Given the community‑bank model and the company’s disclosed performance drivers, executive pay is likely weighted toward short‑term cash incentives tied to net interest income/NIM, loan and deposit growth, asset quality (loss provisions and nonperforming assets), and measures of profitability such as ROA/ROE and earnings per share. Long‑term incentives are typically stock‑based (restricted stock or performance shares) to align management with tangible book value and capital preservation—important here because capital ratios and liquidity (including FHLB usage) are emphasized in filings—while deferrals and multi‑year performance metrics help limit short‑term risk taking. Compensation committees at regional banks also factor regulatory constraints and risk management goals into plan design (e.g., clawbacks, deferral provisions, and risk‑adjusted metrics) and may incorporate operational priorities cited in filings such as technology/cybersecurity and compliance improvements.

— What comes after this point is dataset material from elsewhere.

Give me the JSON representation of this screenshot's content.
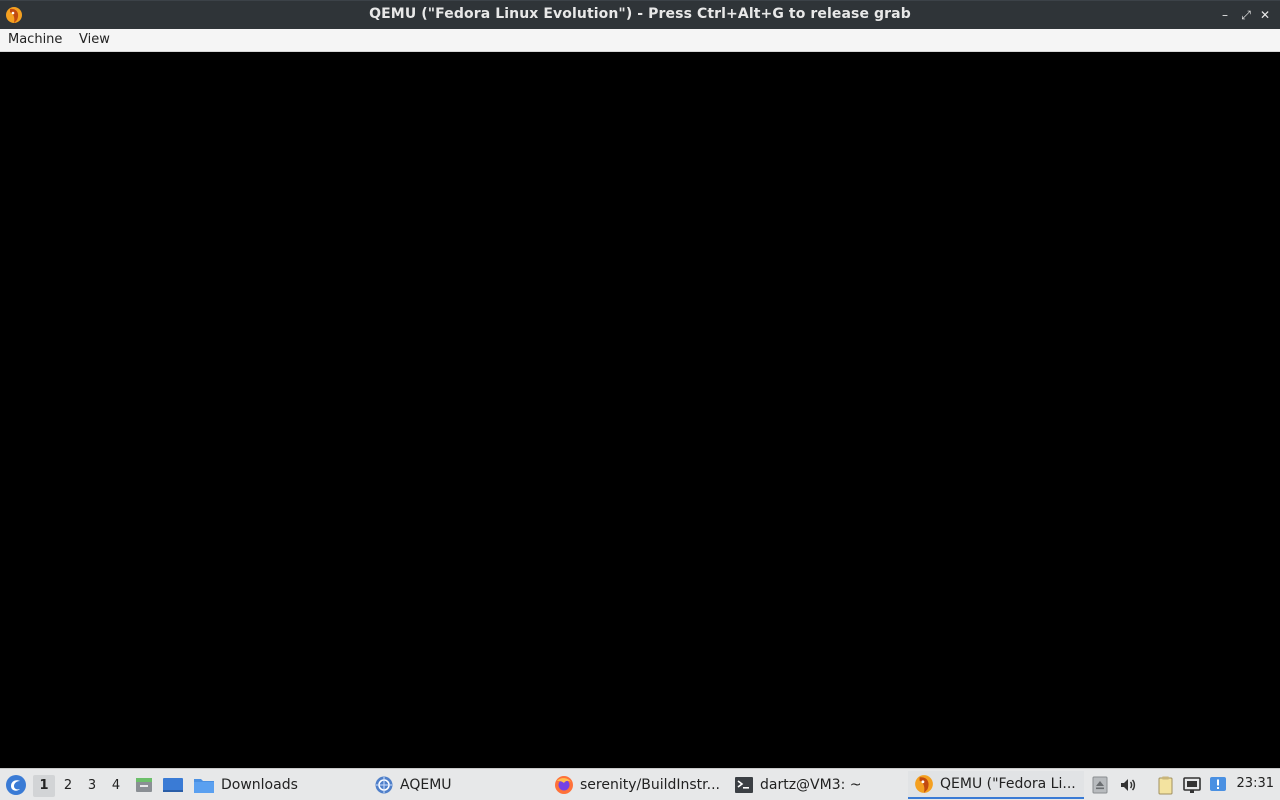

Insider trading at a community bank like MBCN is often shaped by concentrated insider ownership, periodic vesting of stock awards, and predictable blackout windows around quarterly results and board meetings; officers and directors will also be subject to Section 16 reporting (Form 4) and commonly use pre‑arranged 10b5‑1 plans to avoid allegations of trading on nonpublic information. Company‑specific triggers for insider transactions include meaningful changes in credit metrics (e.g., material movements in nonperforming assets or the ACL), large deposit inflows or FHLB paydowns, and quarter‑end performance that affects cash bonuses or equity vesting—positive surprises (NIM expansion, strong loan growth, improving TBV) may precede insider sales after vesting, while elevated CRE stress or regulatory scrutiny can prompt insider buying if insiders are signaling confidence. Finally, regulatory oversight of bank incentive plans means that unusual option executions or large sales often draw investor and regulator attention; monitor Form 4 filings around earnings and known corporate actions (merger-related issuances, one‑time gains/losses noted in MD&A) for actionable patterns.